Still, the album addresses spiritual questions right up front, opening with "Book of Revelation," a song that straight-up denies any sort of afterlife. "I've seen the world and there's no heaven and there's no hell," Pierce coos on the chorus. "And I believe that when we die, we die." He confirms the belief the song sets forth: "I have a hard time empathizing with anyone who believes in any sort of God. Atheism seems to give you a sense of urgency. If this is all there is, I better do something with it." Like run away from a cult-like situation, maybe.
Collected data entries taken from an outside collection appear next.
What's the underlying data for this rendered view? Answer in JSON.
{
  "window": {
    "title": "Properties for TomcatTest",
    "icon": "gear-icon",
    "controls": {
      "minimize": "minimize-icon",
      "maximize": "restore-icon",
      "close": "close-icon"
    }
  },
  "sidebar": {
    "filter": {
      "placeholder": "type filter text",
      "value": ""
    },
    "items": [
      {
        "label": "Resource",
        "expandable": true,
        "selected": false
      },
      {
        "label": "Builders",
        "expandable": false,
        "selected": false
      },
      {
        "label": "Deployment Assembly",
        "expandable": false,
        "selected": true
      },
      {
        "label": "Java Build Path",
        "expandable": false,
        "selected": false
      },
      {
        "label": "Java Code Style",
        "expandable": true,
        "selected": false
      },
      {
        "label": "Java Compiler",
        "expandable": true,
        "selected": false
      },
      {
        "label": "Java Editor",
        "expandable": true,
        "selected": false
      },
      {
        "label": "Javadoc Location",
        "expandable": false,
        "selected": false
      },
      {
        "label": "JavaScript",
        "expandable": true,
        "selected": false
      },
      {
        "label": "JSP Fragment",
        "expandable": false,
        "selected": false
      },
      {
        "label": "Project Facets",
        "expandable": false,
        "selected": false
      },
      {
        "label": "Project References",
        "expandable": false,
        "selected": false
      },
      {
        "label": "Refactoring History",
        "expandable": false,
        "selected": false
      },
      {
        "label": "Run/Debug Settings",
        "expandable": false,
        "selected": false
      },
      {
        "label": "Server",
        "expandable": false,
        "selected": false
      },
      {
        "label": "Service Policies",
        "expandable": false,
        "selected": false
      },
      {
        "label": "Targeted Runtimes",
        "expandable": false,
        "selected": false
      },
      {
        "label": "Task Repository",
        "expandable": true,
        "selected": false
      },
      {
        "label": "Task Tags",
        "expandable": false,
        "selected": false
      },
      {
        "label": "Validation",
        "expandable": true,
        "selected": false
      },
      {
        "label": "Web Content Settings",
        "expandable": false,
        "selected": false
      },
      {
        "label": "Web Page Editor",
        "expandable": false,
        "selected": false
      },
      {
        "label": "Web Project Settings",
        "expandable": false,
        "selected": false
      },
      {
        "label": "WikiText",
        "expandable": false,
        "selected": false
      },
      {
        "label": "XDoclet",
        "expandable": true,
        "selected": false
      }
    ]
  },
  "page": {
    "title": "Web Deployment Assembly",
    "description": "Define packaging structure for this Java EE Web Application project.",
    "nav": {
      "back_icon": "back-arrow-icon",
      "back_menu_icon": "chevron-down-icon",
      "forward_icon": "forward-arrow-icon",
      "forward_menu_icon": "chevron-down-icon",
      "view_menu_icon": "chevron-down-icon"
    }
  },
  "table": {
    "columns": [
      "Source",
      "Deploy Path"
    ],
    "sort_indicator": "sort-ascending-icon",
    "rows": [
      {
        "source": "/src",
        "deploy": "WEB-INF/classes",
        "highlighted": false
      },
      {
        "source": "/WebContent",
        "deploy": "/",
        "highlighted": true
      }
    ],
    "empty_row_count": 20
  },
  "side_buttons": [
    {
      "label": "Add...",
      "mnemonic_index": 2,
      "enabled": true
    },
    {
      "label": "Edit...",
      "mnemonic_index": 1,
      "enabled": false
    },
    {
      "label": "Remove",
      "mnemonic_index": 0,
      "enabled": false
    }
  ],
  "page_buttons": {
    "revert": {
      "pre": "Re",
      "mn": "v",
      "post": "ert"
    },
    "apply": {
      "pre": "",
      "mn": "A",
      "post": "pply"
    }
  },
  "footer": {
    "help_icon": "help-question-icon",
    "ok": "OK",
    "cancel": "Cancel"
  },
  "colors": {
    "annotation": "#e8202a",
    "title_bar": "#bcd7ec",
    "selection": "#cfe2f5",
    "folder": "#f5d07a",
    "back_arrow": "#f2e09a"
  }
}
Grimes embraces the dramatic side of it all. Her orthodox Catholic childhood provided inspiration for some of the sweeping, gothy soundscapes and themes on her 2012 album Visions. At least one of the record's standout tracks, "Genesis," was inspired by her extremist education. "I went to this terrible school where we didn't learn anything because we were always in church," she explained in an interview for Foam Magazine just before the album's release. "I just remember sitting there in this reverb chamber, with the choir singing in Latin and this violent image of a man nailed to a cross. I wrote that song to replace that feeling, because when it wasn't scary, it was nice."
Birch seems to relate to that same idea. Her album Bible Belt has no internal church references, but she explains the title on more general terms. "The bible was the center of the household for me and it represented strength," she says. But she too has grown up to reject the Seventh Day Adventist beliefs she was born to.
It's worth noting that Haze, Pierce and Owens identify as gay, bisexual or pan-sexual, lifestyles that probably wouldn't be tolerated in their parents' faiths, which only reinforces the alternative music pantheon's identity as a salon for rebels and outcasts who take issue with societal conditions thrust upon them. It's a safe place for those who had no hope of fitting in.